The band I am talking about, Art Far Away, is up and coming metal act from Sweden. Although they might fall under the metalcore label, there are plenty of other styles of metal that this band conveys through their music. The vast magnitude of extreme musical compositions that this band has to offer makes this album really stand out. Verisimilitude & The Second Estate, the band’s debut release, is an intense slamming emotionally charged beast. Art Far Away delivers 12 tracks of extreme madness that never sound dual. The 8-string guitars used to record this album provide a mighty punch, and show an ambitious group of young metal musicians. Along with the killer guitar section the drummer in this group is a technical rhythmic madman. Some of the drum fills he provides on this album are ridiculously rapid to the point where I am left shell shocked. The singer’s vocals, to my surprise, were better than the usual metalcore style vocals I hear. He never sounded like a goblin being sexual assaulted, so that definitely helped me enjoy this release even more.

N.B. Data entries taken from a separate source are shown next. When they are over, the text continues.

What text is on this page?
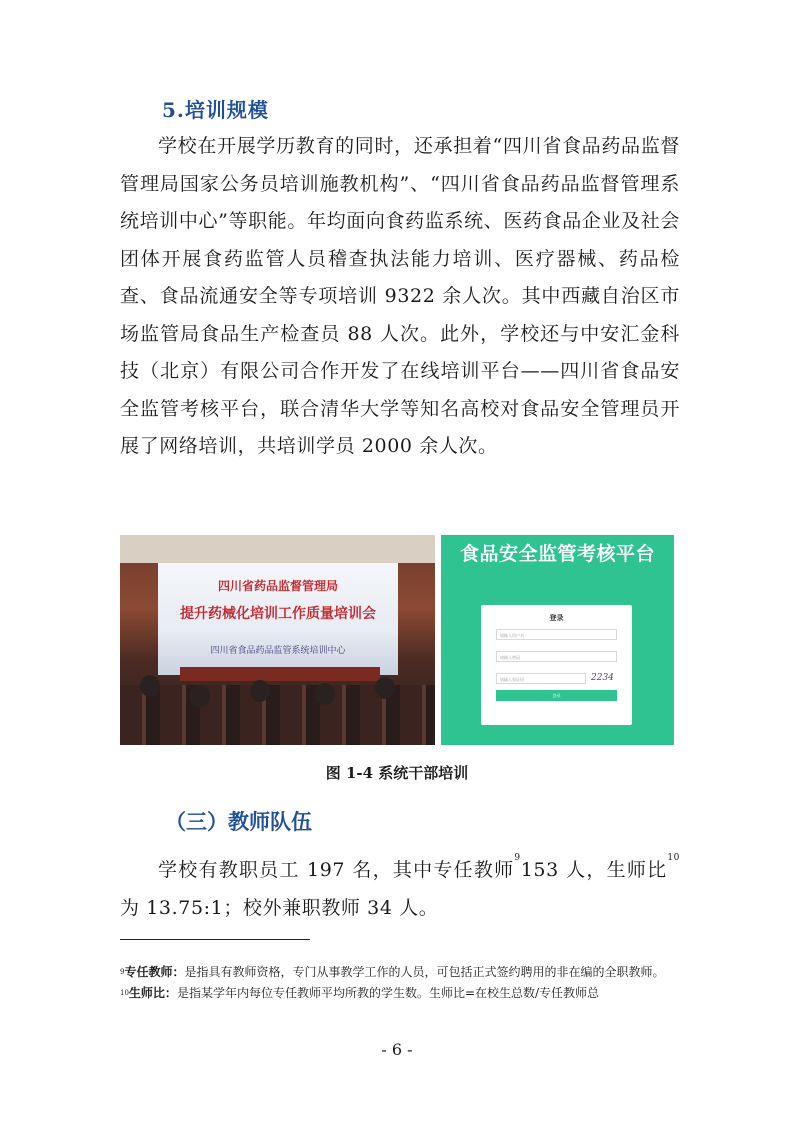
5.培训规模

学校在开展学历教育的同时，还承担着“四川省食品药品监督管理局国家公务员培训施教机构”、“四川省食品药品监督管理系统培训中心”等职能。年均面向食药监系统、医药食品企业及社会团体开展食药监管人员稽查执法能力培训、医疗器械、药品检查、食品流通安全等专项培训 9322 余人次。其中西藏自治区市场监管局食品生产检查员 88 人次。此外，学校还与中安汇金科技（北京）有限公司合作开发了在线培训平台——四川省食品安全监管考核平台，联合清华大学等知名高校对食品安全管理员开展了网络培训，共培训学员 2000 余人次。

四川省药品监督管理局
提升药械化培训工作质量培训会
四川省食品药品监管系统培训中心
食品安全监管考核平台
登录
请输入用户名
请输入密码
请输入验证码	2234
登录
图 1-4 系统干部培训
（三）教师队伍

学校有教职员工 197 名，其中专任教师$^9$153 人，生师比$^{10}$为 13.75:1；校外兼职教师 34 人。

$^9$专任教师：是指具有教师资格，专门从事教学工作的人员，可包括正式签约聘用的非在编的全职教师。

$^{10}$生师比：是指某学年内每位专任教师平均所教的学生数。生师比=在校生总数/专任教师总

- 6 -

Moving on from the musicianship to the songs, I must say that Art Far Away created some extreme technically driven tracks. Their raw passion and energy reminds me a bit of how the Dillinger Escape Plan sounds. The album opens with a rapid note crushing song called, “Cancer.” There is this huge wall of sound that comes smashing out of the speakers with tremendous force. Midway through the song the band slows the tempo down and there is this robotic voice effect used to give the song a futuristic feel. Once the robotic voice goes away the singer comes back to lay down some aggressive vocal lines. Personally, I really like the unique compositions this band came up with during the song, and I find that Art Far Away quickly establishes their distinct creative brand of extreme metal. Track number two, “Obfuscation,” is another technically driven guitar and drum assault. This time the lead singer just lets out all his inner rage, and his extreme emotional tone is unbelievable. Sometimes before he screams out in agony, there are these small conversations he has with himself that make him sound like he is completely losing his sanity. Song number three, “The King,” is more of a straight up aggressive track. Here the band does not hold back and the raw power is turned up to the highest level possible.

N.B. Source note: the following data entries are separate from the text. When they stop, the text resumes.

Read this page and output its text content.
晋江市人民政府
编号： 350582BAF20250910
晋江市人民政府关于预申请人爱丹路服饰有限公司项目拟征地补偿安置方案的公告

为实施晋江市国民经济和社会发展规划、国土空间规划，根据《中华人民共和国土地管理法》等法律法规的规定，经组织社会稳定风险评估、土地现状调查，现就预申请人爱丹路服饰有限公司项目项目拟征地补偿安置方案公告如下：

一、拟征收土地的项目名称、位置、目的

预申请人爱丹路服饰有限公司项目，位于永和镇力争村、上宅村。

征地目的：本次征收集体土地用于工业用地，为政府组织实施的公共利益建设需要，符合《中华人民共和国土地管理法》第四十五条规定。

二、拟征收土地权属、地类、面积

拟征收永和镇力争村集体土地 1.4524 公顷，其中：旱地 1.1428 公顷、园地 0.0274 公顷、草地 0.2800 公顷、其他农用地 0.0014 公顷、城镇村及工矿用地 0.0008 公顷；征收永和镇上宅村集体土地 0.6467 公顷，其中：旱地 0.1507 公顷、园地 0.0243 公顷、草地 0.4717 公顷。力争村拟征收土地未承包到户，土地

About midway through the album, the music only gets heavier and more technically interesting. Songs like “White Man’s Burden” and “Gentleman’s Club” are insane musical rides that flow with a powerful surge of unapologetic emotion. The riffs never become repetitive or simplistic and create huge sounding atmospheres. My favorite track on this album is “The Man Who Wasn’t There” because the way the riffs are recorded along with the vocals and drums is just right. The main verse is very moving in the sense that you feel the energy flowing through body waiting to be released once the main chorus riff begins. Art Far Away carries this emotional build-up style on the last couple songs which really sends this album off into extreme technical metal madness.
Verisimilitude & The Second Estate, is a debut release that delivers extreme metal music with pure force and self-determined passion. Art Fart Away is a group who does not fall into one metal category, and can be best described as a young hungry extreme music act with a sound to blow out your speakers. I am glad that I did not let the metalcore tag stop me from checking out this band. This group offers a perfect chance for people to releases those festering emotions, so I highly recommend Art Far Away for all you energy releasing metal fans. My final words are to break down the walls of metal categorization and let the music do the talking, or growling.